ARL Initiative to Recruit a Diverse Workforce: What It Means To Me

Portrait of an ARL Diversity Scholar

What’s it all about?

As you may or may not know, I am a 2009-2011 ARL Diversity Scholar.  This means that I was chosen to receive financial aid, mentoring, professional development and networking opportunities.  The above benefits are provided by the ARL Initiative to Recruit a Diverse Workforce (IRDW).  In return for this, ARL Diversity Scholars promise to try and work at an Association of Research Libraries member library for two years after graduation.  I use the word try because ARL can’t guarantee you a job and, as we all know, there are many libraries that are cutting staff instead of hiring.  What they can do is provide support and advice during your job search, and introduce you to leaders, movers and shakers in the library world heightening your exposure and recognition.  The impression you make and the ability to follow through on those connections are your responsibility.

ARL Leadership Symposium

ARL Leardship Symposium

The ARL Leadership Symposium is the first event you attend as an ARL Diversity Scholar.  The Symposium is a free event for MLIS students and was officially open January 16 and 17, 2010.  For Diversity Scholars, this event started January 14th and included an extra day and a half of speakers, panels and networking opportunities.  All costs for the Leadership Symposium were paid for by ARL and I was able to schedule my flight back two days later so that I could stay and meet my ALA Midwinter obligations.

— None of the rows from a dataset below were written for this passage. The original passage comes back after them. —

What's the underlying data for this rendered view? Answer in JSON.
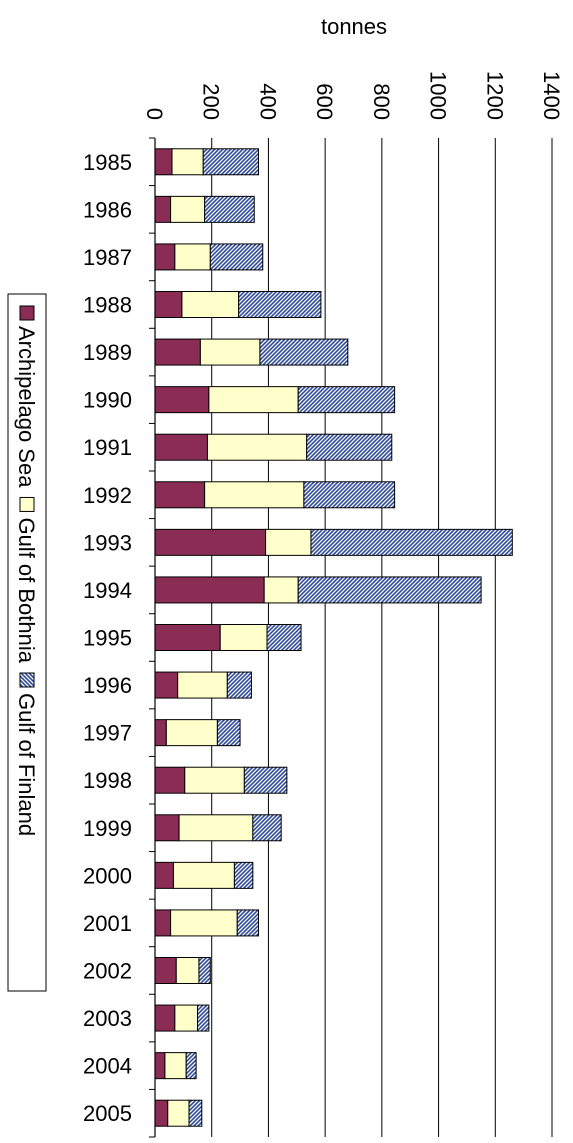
{
  "chart_data": {
    "type": "bar",
    "orientation": "horizontal",
    "stacked": true,
    "xlabel": "tonnes",
    "xlim": [
      0,
      1400
    ],
    "xticks": [
      0,
      200,
      400,
      600,
      800,
      1000,
      1200,
      1400
    ],
    "grid": true,
    "legend_position": "left",
    "categories": [
      "1985",
      "1986",
      "1987",
      "1988",
      "1989",
      "1990",
      "1991",
      "1992",
      "1993",
      "1994",
      "1995",
      "1996",
      "1997",
      "1998",
      "1999",
      "2000",
      "2001",
      "2002",
      "2003",
      "2004",
      "2005"
    ],
    "series": [
      {
        "name": "Archipelago Sea",
        "color": "#8b2c55",
        "pattern": "solid",
        "values": [
          60,
          55,
          70,
          95,
          160,
          190,
          185,
          175,
          390,
          385,
          230,
          80,
          40,
          105,
          85,
          65,
          55,
          75,
          70,
          35,
          45
        ]
      },
      {
        "name": "Gulf of Bothnia",
        "color": "#ffffcc",
        "pattern": "solid",
        "values": [
          110,
          120,
          125,
          200,
          210,
          315,
          350,
          350,
          160,
          120,
          165,
          175,
          180,
          210,
          260,
          215,
          235,
          80,
          80,
          75,
          75
        ]
      },
      {
        "name": "Gulf  of Finland",
        "color": "#2e4a9e",
        "pattern": "hatch",
        "values": [
          195,
          175,
          185,
          290,
          310,
          340,
          300,
          320,
          710,
          645,
          120,
          85,
          80,
          150,
          100,
          65,
          75,
          40,
          40,
          35,
          45
        ]
      }
    ]
  }
}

In addition to the panel discussions and speakers, the Leadership Symposium was the first chance I had to put names to faces and meet the rest of the 2009-2011 Diversity Scholars.  The group is very dynamic and I am in awe of everyone.  They make me feel like I’m a slacker with all of their energy and projects.  We are made up of people from a variety of ethnicities and age groups.  Some of us, like myself, are career switchers. Others are experienced library workers, and some are just starting their careers.  The scholarship is nice, but what really makes the ARL Diversity Scholar experience is your cohort.  While I can’t speak for past years, my cohort is inspiring, challenging and completely supportive of each other and I’m delighted to be a part of them.

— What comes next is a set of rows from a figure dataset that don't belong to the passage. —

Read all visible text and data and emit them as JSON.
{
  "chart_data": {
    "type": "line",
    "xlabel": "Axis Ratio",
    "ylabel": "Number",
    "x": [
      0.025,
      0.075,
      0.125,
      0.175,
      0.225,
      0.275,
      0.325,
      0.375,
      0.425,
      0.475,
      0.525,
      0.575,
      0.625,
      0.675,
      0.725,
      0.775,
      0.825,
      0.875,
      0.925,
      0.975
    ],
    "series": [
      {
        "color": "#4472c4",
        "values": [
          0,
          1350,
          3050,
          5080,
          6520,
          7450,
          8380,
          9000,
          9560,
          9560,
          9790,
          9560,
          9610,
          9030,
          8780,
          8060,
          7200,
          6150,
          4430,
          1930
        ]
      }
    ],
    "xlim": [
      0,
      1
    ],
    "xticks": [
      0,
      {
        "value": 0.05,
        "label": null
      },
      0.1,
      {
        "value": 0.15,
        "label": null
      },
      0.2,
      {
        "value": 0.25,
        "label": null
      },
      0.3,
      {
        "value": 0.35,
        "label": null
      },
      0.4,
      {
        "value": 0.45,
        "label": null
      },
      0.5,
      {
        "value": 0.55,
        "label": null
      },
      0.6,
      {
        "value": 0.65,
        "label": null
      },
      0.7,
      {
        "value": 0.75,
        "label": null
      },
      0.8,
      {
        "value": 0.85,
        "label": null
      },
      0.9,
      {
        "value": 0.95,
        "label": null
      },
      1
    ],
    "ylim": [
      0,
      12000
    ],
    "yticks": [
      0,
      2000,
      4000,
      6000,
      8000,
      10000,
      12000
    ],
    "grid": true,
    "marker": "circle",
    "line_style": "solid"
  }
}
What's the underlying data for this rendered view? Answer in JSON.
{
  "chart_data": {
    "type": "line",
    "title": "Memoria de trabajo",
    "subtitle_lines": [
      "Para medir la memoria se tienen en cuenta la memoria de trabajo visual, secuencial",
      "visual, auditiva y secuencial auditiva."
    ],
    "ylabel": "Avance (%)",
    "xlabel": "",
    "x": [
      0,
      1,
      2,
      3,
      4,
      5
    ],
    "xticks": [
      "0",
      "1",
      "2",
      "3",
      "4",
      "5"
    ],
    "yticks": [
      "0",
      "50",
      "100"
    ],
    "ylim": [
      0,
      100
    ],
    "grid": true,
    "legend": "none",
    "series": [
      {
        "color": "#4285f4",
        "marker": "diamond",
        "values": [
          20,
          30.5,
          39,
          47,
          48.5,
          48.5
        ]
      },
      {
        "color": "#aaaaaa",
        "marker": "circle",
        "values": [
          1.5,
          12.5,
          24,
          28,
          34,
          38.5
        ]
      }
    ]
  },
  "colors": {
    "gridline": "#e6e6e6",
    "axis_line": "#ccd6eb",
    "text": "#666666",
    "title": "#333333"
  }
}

Eating with the scholars in Purdue.

ARL Initiative to Recruit a Diverse Workforce Visit to Purdue University Libraries

The Purdue University Libraries visit is a well-organized two-day whirlwind affair that introduces scholars to current issues in research libraries, cutting edge services and the staff of the Purdue University Libraries.  Additionally, scholars participate in small group meetings with librarians specializing in one of their areas of interest. The first day ended with an informal gathering at the Dean of Libraries’, James (Jim) Mullins, house where we were treated to excellent food, a relaxed venue and time to get to know the Purdue University librarians.  The second day ended with a larger, more formal, reception that was attended by even more of the Purdue University librarians allowing us to visit with, and be advised by librarians who specialize in a wide variety of topics.  Because these events were less hectic than the Symposium the Scholars were able to spend more time getting to know each other.  You may be wondering why we needed more time. There are 20 Diversity Scholars in the 2009-2011 cohort all of whom are well worth knowing on a personal basis and doing exciting things in librarianship.  I wish I had an extra day to spend visiting with everyone, hopefully some of us will be able to meet up at ALA Annual but I’m a little sad knowing that the whole group will probably never again be able to meet at the same time as professional obligations will dictate our future schedules.

ARL Mentoring

ARL provides several levels of mentorship outside of the conference.  For my group the first level would be Mark Puente, Director of Diversity Programs for ARL.  Mark coordinates the scholarship program and also provides advice on networking, job and scholarship applications, interviewing and the odd job lead.  The scholars also practice peer mentoring.  Many of us have a wide range of experience and because of our different backgrounds we can often help each other whether it be giving feedback on a websites, or posting new job leads we think someone might be interested in.  One thing we try and keep in mind is that we are different individuals with different interests and goals.  Because we are so different we are not competition for each other, but support.  In addition Mark finds mentors for each applicant based on similar professional interests.  My ARL mentor is Geetha Yappa, a science librarian at the University of California, Riverside.  Geetha has provided advice and insight into the application process, reviewed my resume and cover letters, introduced me to other librarians with similar backgrounds and interests and provided me with job leads.

In Summary

In addition to fewer student loans I have enhanced my leadership skills, made connections with librarians from around the country, become part of a community of new librarians who are advancing librarianship, and in some cases redefining it, and gained a broader perspective on the missions and services of large academic research libraries.

I hope that this post encourages those who are eligible to apply when the call for applicants is made for the 2010 IRDW.

This is a wonderful program, I hope that in the future donors and funders will look at the people it has supported and continue to pledge funds based on the success of those who it has helped.